По всему было видно, что девушка разгневалась не на шутку. Ее продолговатые глаза горели во тьме, как у дикой кошки, пальцы сжимались в кулачки и вновь разжимались. Озорной юный ребенок превратился в фурию.
Конану ничего не оставалось, как снова признать свое поражение в попытке добиться взаимопонимания. О, Кром! Видимо, он ничего не смыслит в женщинах. Возможно, пышногрудая и молчаливая Хайола или малютка Айша оказались бы понятливее и с ними удалось бы договориться. Его же угораздило выбрать безмозглую фанатичку (сходство с рыжей Карелой оказалось для него зловещим!), которая с восторгом относится к перспективе быть зарезанной на алтаре, подобно овце. Проклятие! Чтоб ему провалиться в пучины моря, этому острову!..
* * *
Утро третьего дня началось с подготовки к очередному ритуалу. Конана обрядили в высокий головной убор из ярко-алых перьев, плотно скрепленных одно с другим и перевитых бисером. На шею ему повесили массивную цепь из золотых дисков, а в правую руку вложили бронзовый посох с резным набалдашником в виде львиной головы с грозно распахнутой пастью.
— Кажется, сегодня устраивается что-то особенное! Неужели долгожданное соединение? — негромко спросил киммериец у Зейлы, улучив момент, когда она оказалась рядом.
Девушка, как и остальная троица жен, была обряжена пышнее и торжественнее обычного. Голову ее венчали перья страуса, а черные глаза были подведены углем до середины висков.
— Воссоединение произойдет завтра! — шепотом ответила она. — Это случается на четвертый день, а сегодня только третий! Сегодня будет очистительная жертва.
— И кому же повезет стать жертвой?
— А ты не догадываешься? Кого в день твоего приезда приговорил к смерти Великий Жрец?..
Конан, поглощенный последними событиями, забыл уже и думать о двух предателях, по чьей милости он оказался здесь. Известие, что сегодня он будет присутствовать при их казни (вполне ими заслуженной, разорви их Кром!), наполнило его самыми противоречивыми чувствами.
— Надеюсь, совершать это жертвоприношение придется не мне? — спросил он.
— О, нет. Тебе не полагается совершать никаких жертвоприношений. Это обязанность Великого Жреца.
— Вот и славно! А не мог бы я вообще сбежать от этого зрелища? Заняться чем-либо иным?.. — поинтересовался он с надеждой.
— Ни в коем случае! Великий Жрец не допустит этого. Но почему ты так говоришь? Разве тебе не хочется посмотреть, как будут умирать те, кого ты ненавидишь, кто обманул тебя? — удивилась девушка.
— Я не прочь взглянуть на их смерть, — честно ответил киммериец. — Я даже сам с удовольствием потешил бы свой меч, особенно о шкуру предателя Чеймо. Но не так! Да и смешно было бы мне торжествовать, глядя, как отправляются мои враги в мир Серых Равнин, если завтра меня ожидает то же самое…
Зейла лишь выразительно взглянула на него и глубоко вздохнула, показывая, что спорить с ним и пытаться втолковать истину абсолютно бесполезно.
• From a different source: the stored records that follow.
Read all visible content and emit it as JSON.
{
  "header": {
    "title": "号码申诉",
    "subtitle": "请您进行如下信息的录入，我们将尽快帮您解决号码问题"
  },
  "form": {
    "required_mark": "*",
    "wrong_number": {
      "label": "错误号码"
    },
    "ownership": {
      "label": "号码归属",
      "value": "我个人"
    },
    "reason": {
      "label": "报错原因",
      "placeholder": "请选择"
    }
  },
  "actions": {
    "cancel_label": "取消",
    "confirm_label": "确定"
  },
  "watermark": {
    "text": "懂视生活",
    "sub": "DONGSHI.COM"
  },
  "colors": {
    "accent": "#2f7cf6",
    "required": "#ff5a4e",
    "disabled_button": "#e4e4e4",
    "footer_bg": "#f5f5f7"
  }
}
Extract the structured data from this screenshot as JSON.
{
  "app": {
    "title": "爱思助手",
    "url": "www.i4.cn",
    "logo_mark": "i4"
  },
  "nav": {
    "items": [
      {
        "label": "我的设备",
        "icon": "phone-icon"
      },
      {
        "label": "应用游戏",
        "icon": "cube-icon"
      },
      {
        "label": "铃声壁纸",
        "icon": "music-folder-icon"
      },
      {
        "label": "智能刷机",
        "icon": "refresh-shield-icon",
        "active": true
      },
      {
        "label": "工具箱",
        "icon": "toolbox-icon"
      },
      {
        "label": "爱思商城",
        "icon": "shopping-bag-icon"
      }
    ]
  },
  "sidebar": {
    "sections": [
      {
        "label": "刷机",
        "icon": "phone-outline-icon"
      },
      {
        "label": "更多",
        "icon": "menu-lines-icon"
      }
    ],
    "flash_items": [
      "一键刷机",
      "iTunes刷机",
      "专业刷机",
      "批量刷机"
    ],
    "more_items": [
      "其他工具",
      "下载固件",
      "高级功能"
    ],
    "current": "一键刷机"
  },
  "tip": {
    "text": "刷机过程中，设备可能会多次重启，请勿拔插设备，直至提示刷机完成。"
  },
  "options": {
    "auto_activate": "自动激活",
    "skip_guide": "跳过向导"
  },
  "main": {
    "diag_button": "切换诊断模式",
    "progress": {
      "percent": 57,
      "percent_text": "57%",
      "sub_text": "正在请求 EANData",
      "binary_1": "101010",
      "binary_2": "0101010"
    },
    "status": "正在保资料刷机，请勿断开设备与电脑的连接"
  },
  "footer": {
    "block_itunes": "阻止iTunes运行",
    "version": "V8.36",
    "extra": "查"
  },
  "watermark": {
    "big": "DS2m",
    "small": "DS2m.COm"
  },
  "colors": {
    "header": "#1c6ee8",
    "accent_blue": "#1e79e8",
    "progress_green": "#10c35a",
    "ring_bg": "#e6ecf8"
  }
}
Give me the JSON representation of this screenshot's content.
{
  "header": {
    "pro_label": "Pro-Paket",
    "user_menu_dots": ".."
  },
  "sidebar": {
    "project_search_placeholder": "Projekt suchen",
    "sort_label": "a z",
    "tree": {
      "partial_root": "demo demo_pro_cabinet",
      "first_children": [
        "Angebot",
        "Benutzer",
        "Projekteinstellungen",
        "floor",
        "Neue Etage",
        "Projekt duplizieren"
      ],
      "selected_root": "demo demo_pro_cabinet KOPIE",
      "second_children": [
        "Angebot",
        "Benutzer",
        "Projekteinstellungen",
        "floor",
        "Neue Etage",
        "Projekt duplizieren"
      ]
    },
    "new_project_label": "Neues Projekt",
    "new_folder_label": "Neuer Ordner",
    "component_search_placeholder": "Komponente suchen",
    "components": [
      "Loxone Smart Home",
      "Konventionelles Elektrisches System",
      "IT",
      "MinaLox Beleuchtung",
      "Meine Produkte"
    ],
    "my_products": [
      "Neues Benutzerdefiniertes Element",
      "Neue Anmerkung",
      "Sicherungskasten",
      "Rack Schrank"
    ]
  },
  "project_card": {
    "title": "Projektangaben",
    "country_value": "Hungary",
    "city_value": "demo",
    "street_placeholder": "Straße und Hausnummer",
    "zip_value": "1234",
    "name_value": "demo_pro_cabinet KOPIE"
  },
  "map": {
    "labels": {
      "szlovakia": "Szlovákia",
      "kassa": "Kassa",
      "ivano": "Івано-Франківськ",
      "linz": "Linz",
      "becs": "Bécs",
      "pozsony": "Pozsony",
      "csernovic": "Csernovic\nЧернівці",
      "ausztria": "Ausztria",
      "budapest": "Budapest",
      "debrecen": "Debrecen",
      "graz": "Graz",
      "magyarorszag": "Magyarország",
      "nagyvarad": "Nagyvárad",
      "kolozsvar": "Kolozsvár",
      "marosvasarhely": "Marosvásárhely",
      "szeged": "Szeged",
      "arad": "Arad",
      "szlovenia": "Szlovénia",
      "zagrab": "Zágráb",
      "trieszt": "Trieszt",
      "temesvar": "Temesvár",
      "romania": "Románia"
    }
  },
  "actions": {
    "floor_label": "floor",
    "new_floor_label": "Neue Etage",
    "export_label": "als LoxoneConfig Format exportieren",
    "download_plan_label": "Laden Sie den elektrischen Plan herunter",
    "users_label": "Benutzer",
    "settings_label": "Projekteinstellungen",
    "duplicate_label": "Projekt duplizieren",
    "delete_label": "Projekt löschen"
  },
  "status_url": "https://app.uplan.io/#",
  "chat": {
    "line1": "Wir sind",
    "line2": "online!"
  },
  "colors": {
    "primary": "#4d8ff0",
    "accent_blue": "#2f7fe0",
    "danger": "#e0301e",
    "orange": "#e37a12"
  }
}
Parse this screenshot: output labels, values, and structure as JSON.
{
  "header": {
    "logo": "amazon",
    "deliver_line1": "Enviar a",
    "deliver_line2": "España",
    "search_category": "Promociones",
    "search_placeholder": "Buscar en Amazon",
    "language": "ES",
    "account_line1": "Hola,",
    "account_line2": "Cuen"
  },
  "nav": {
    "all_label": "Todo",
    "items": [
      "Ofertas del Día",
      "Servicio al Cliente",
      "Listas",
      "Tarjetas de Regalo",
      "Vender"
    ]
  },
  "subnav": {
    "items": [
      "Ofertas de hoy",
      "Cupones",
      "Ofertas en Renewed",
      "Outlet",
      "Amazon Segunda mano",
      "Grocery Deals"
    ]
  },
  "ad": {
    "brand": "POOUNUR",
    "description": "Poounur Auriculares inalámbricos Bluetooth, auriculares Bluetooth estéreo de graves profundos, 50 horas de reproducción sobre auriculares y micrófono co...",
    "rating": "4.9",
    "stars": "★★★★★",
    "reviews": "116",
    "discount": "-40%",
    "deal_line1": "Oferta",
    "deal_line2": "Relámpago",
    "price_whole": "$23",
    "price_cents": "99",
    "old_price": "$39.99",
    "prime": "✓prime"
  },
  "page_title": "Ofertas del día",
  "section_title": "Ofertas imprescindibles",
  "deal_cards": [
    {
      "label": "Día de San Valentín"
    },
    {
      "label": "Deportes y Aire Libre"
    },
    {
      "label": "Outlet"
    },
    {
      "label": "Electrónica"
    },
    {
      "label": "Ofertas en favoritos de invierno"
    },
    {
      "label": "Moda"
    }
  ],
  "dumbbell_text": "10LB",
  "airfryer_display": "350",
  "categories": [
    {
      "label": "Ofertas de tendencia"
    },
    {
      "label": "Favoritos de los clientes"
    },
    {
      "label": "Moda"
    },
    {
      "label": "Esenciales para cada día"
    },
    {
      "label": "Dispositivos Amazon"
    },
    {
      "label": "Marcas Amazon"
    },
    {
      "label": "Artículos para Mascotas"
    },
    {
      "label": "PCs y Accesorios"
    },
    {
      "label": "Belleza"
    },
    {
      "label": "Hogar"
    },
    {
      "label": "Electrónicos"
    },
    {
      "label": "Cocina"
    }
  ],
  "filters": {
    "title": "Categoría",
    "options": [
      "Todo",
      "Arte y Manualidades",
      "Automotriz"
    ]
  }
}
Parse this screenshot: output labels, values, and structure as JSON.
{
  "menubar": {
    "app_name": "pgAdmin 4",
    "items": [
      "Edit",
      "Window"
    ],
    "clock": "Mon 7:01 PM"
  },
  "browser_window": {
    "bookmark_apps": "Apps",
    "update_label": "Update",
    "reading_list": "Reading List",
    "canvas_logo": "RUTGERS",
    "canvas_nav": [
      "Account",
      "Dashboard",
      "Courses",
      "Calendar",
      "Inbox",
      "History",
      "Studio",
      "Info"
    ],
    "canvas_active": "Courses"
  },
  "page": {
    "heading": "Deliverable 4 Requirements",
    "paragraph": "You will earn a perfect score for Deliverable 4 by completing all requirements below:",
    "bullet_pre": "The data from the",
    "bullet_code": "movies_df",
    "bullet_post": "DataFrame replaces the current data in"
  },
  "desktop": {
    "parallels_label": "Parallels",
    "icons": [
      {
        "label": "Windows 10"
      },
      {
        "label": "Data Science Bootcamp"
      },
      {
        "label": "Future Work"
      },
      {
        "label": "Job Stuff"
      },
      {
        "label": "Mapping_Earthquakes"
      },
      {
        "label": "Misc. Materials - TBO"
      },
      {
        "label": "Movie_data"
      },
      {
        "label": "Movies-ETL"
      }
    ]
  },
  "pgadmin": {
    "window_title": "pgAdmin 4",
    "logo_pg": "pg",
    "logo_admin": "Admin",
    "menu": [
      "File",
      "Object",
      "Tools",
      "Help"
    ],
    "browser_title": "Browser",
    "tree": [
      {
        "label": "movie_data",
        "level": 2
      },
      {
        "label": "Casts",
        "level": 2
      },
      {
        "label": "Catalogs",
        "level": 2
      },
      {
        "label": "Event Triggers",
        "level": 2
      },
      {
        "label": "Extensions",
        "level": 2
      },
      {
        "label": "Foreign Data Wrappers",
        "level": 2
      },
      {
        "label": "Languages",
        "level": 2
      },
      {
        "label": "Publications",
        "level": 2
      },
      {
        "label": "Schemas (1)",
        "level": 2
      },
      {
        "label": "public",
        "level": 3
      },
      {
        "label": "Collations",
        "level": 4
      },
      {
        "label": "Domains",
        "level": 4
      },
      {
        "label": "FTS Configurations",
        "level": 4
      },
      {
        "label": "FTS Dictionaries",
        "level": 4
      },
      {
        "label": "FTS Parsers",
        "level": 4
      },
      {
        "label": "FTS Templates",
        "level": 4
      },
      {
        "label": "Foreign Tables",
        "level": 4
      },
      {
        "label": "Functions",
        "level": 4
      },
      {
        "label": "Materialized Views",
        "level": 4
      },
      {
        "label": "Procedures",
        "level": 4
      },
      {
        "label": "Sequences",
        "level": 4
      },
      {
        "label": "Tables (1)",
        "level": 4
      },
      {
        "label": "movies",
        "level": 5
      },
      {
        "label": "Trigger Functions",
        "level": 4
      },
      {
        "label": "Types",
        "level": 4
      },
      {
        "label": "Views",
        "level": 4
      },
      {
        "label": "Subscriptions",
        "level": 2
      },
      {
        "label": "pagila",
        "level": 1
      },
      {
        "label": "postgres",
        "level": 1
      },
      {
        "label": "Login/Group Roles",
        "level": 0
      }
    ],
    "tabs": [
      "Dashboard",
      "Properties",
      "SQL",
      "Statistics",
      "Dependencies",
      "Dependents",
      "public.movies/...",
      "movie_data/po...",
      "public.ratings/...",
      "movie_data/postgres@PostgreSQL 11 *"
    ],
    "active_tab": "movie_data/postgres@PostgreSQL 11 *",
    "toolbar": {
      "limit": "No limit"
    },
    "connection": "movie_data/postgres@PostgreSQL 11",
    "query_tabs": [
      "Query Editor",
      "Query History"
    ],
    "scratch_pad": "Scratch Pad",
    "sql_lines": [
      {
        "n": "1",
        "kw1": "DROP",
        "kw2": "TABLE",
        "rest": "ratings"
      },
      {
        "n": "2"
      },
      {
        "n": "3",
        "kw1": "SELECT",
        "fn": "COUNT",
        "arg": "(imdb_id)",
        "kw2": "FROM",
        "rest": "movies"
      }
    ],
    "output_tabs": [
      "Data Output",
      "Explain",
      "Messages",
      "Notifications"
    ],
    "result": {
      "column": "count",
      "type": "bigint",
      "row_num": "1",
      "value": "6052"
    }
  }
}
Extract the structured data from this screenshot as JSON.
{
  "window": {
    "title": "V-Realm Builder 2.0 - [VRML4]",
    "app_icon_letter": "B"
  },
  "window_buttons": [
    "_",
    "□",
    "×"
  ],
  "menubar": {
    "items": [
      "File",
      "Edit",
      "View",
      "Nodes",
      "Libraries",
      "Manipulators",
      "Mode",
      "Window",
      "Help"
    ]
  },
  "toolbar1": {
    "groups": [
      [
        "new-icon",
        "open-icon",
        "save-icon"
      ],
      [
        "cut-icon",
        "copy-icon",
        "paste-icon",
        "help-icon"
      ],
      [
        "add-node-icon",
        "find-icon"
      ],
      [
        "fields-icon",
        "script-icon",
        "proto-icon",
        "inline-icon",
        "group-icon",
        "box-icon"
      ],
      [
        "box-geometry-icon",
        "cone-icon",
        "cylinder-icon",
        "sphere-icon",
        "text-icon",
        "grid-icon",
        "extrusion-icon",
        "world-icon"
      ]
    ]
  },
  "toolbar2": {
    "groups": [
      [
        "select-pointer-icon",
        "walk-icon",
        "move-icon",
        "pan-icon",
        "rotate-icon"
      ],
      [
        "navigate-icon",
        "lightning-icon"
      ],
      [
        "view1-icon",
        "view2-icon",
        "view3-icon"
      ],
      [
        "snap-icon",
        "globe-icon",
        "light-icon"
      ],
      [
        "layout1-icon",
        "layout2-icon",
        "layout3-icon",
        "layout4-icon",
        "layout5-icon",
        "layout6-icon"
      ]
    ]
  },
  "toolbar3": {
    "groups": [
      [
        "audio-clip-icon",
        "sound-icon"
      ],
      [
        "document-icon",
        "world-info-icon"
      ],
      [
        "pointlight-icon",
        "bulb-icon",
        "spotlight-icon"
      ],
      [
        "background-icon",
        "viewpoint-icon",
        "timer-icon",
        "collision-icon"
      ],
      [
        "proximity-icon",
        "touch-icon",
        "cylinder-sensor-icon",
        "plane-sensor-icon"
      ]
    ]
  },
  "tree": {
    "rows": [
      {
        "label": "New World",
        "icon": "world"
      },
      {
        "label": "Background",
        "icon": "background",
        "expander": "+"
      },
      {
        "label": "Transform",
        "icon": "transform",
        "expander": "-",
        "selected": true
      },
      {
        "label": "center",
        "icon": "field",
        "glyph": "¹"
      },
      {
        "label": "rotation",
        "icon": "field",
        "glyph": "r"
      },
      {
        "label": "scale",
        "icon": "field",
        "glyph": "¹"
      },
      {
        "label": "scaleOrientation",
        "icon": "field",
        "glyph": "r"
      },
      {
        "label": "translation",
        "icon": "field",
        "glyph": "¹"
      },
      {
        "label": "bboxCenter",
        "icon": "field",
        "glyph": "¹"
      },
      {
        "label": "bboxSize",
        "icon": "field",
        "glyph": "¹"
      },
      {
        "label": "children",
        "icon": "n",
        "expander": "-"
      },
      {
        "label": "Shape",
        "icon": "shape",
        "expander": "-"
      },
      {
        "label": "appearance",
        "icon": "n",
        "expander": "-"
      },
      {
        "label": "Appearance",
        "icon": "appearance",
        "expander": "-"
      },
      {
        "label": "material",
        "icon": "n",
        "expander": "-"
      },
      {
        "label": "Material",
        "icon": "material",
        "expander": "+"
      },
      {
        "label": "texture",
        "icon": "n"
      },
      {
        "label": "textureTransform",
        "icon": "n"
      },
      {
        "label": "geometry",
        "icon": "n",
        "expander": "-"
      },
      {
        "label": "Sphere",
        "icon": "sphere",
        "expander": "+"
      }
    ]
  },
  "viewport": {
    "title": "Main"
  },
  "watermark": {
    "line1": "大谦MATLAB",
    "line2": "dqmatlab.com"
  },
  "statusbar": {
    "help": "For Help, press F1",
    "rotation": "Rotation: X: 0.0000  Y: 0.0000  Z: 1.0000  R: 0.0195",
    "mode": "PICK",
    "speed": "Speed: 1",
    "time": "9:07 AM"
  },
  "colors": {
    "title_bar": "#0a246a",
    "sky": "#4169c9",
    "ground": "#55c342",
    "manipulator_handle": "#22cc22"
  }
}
Конан, его нарядные жены, Великий Жрец, неизменные воины, а также значительная часть народа, пребывающего в приподнято-праздничном настроении, поднялись на несколько десятков ступеней и заполнили небольшую площадь (в несколько раз меньшую, чем в основании пирамиды). В трех или четырех верхних ступенях были сделаны округлые выемки, так что получилось нечто вроде ниши в верхней трети пирамиды, открытой со стороны фасада и замкнутой сверху и с боков. Посередине ниши находился темный четырехугольный камень в форме стола. Возле него под охраной шестерых воинов с обреченным видом стояли Чеймо и Елгу, видимо приведенные заранее.
Конана провели на возвышение, с которого он мог видеть все происходящее без каких-либо помех. Нежные жены выстроились за его плечами, дыша в затылок.
Великий Жрец, воздев ладони к небу, гортанным голосом произнес длинную молитву. Эхо, рожденное мраморными стенами и низким потолком, придавало ей грозную потустороннюю мощь. Конан не вслушивался, обуреваемый мрачными мыслями. Он уловил только, что Жрец за что-то благодарит Бога и что-то ему обещает, а также заверяет, что любимое божество не будет испытывать ни голода, ни жажды.